Né à Buffalo en 1943. Jackson C. Frank grandit dans la petite ville de Cheektowaga, non loin des chutes du Niagara. Quand son école brûle, il fait partie des survivants. Une guitare offerte par l’un de ses professeurs vient éclairer sa douloureuse convalescence. C’est l’époque où Elvis Presley devient le king: Pour fêter le retour à la maison, la mère de Jackson offre à son fils une visite à Graceland. En cette résidence royale, l’incroyable rencontre fortuite a lieu entre l’enfant brûlé et la jeune star, qui passe quatre heures avec lui et sa guitare.

Commence la période bénie du jeune musicien, que Thomas Giraud sait analyser de cette manière quasi médiumnique qui avait déjà fait merveille avec Elisée Reclus.
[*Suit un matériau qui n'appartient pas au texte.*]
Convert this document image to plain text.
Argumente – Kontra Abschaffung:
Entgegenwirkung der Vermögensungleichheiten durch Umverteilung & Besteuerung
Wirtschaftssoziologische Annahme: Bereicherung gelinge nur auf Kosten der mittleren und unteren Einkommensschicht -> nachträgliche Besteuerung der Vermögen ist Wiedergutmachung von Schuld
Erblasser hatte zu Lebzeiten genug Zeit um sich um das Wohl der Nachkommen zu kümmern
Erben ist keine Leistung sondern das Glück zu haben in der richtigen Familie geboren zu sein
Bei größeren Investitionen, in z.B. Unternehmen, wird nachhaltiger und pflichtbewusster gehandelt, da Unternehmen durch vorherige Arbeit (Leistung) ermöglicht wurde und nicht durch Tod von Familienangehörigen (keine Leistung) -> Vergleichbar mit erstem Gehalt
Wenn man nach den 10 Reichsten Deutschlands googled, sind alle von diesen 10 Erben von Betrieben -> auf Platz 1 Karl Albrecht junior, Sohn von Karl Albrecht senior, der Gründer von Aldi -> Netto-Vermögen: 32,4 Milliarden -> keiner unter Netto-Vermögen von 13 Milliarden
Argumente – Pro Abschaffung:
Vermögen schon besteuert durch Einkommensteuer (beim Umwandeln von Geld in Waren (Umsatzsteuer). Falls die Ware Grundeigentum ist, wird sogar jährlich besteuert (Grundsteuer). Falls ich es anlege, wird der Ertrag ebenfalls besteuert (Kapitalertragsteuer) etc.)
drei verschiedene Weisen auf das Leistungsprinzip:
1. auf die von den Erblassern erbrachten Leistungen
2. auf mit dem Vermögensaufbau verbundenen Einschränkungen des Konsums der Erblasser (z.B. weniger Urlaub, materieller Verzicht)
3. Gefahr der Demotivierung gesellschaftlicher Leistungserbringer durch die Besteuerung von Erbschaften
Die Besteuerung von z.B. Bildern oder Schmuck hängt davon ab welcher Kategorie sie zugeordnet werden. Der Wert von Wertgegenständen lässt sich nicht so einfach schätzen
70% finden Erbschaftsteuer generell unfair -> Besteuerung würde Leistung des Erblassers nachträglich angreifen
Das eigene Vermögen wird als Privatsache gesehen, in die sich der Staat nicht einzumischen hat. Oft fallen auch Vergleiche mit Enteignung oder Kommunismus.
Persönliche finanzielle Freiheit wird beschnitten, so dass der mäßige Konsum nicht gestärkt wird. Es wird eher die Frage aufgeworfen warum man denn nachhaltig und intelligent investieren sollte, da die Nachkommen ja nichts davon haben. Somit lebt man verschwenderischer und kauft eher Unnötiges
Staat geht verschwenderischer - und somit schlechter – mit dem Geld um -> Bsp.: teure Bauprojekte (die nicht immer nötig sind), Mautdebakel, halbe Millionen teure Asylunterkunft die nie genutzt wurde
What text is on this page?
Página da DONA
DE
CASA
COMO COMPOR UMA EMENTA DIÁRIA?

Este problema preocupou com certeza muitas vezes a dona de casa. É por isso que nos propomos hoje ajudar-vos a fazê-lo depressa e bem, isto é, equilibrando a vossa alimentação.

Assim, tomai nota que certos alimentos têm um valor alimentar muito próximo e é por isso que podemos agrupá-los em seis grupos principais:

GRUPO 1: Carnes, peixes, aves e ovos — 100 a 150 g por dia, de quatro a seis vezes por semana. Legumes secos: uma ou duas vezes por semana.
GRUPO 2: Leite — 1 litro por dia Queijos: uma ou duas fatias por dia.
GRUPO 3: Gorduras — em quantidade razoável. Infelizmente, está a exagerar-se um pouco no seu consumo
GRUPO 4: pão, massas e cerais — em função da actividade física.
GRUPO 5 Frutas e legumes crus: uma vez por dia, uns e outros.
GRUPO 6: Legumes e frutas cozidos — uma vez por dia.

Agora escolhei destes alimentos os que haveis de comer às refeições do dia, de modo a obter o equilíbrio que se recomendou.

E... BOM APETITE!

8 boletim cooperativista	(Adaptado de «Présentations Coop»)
Car l’essentiel de son analyse, si elle met en mouvement des blocs de biographie bien identifiés, tient dans une sorte d’empathie imaginative avec ce personnage aux couleurs pastel.

Paul Simon sur sa route

 

Devant un tableau de Rothko, couleur peau et Bétadine, il découvre « la nécessité d’une forme géométrique pour encadrer et rassurer ses chansons ». L’auteur nous fait entrer dans la vision interne du musicien, repérant sa fixation objectale sur ce morceau de peau qu’il a greffé au front et qu’il semble fixer de l’intérieur… Un artiste ne naît pas au monde sans ce fin ajustage de ses capteurs sensoriels, de ses infirmités, de ses blessures sur ce grand tout qu’il s’apprête à chanter. Mais voici que l’argent de l’assurance tombe. Fortuné et fou de voitures, Jackson prend le bateau pour se rendre à la concession londonienne de Bentley, et à bord, fixant une sorte de losange hallucinatoire apparu mentalement, écrit ses premières chansons. Cela sonne comme du Pete Seeger. Il se glisse dans l’universel folk, avec son look de séminariste, son air « d’échassier égaré ». Nous nous l’étions peut-être imaginé enfant noir? Voici que Thomas Giraud nous le montre, « blond comme les blés, beau comme un astre (…) qui boîte et se balade en automobile de luxe ».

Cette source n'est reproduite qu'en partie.